“Die Landkarte ist nicht das Gebiet” – Wie wir unsere Realität konstruieren.

So einzigartig und vielfältig die Menschen sind, genauso unterschiedlich ist die Realitätskonstruktion jedes einzelnen. Es gibt viele Theorien und Ansätze wie sich die Entstehung des Weltmodells erläutern lässt. Und es gibt keine objektive Wahrheit, nur Theorien. Ich greife hier auf mein eigenes Wissen aus den Bereichen NLP, TA, Psychologie, Neurowissenschaften und meine eigene Meinung über das Gelehrte und meine eigenen Erkenntnisse dazu zurück.

Im NLP gibt es das Axiom (Grundsatz) „die Landkarte ist nicht das Gebiet“. Dies meint, dass jeder von uns ein Abbild seiner Welt im Kopf hat und nach dieser agiert und handelt. Wie eine Landkarte ist diese verkleinert und in einem gewissen Maßstab Abbild der Realität. Je nachdem wie die Landkarte gezeichnet ist, fehlen bestimmte Details oder es sind welche hinzugefügt worden. Was allen gemein ist, sie entsprechen nicht der Realität und jede dieser Karten unterscheidet sich oftmals wesentlich.

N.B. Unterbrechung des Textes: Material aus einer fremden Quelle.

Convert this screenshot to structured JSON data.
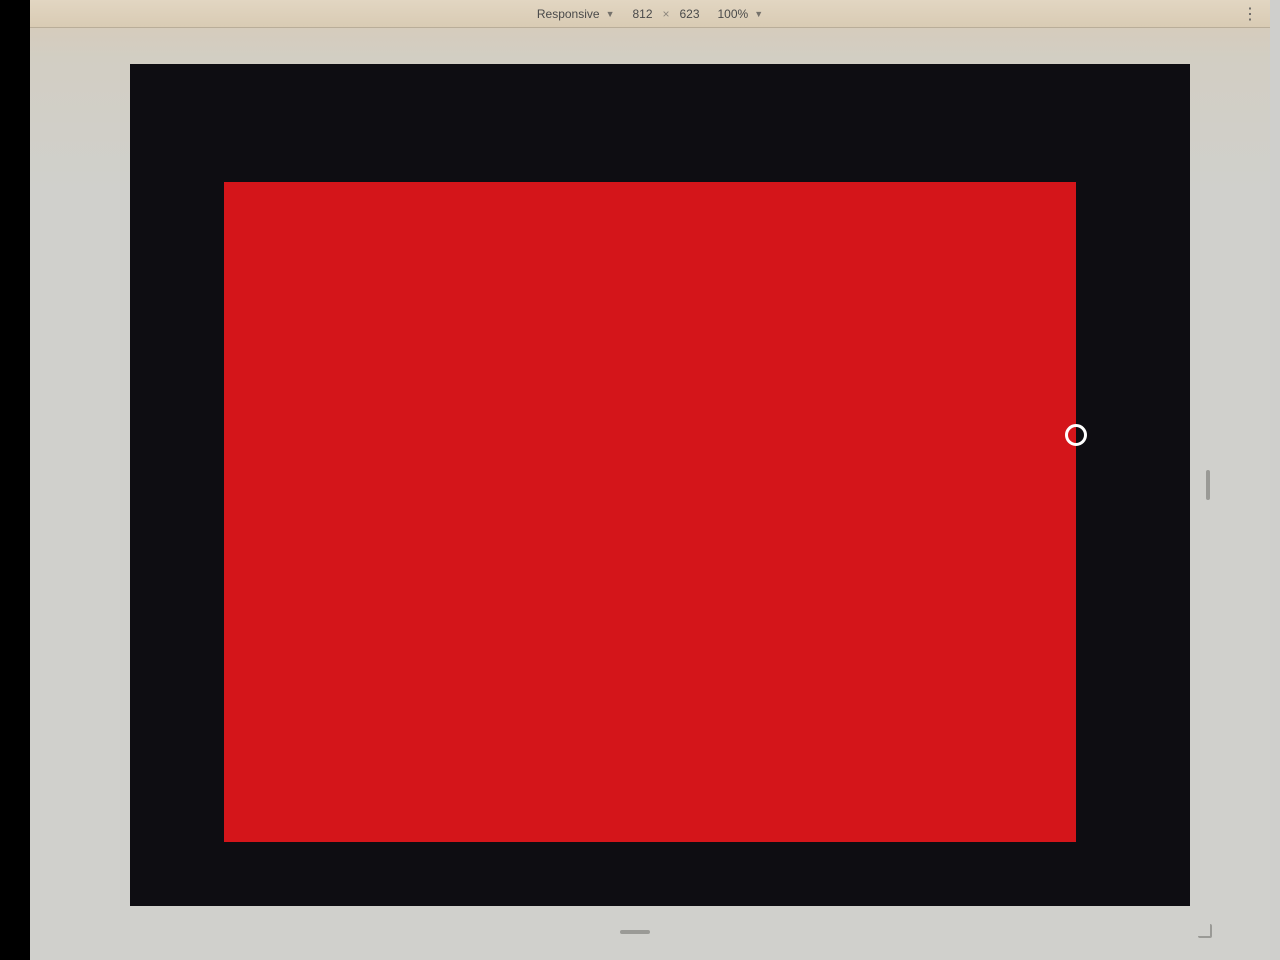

In der TA (Transaktionsanalyse) ist auch vom Bezugsrahmen die Rede, was vergleichbar dem Konzept der Landkarte im NLP ist. Ich verstehe unter dem (individuellen) Bezugsrahmen die Bedeutung, den Sinn und den Wert, den jemand dem zuordnet, was ihm begegnet. Innerhalb dieses Bezugsrahmens wird die Realität wahrgenommen durch die Filter der Vorannahmen und des Verständnisses über sich selbst, die anderen und die Welt. Diese drücken sich durch Begriffsbildung (Denken), Emotionen (Fühlen) und Handlungsweisen (Verhalten) aus. Im weiteren Text wird das Wort “Weltmodell” verwandt.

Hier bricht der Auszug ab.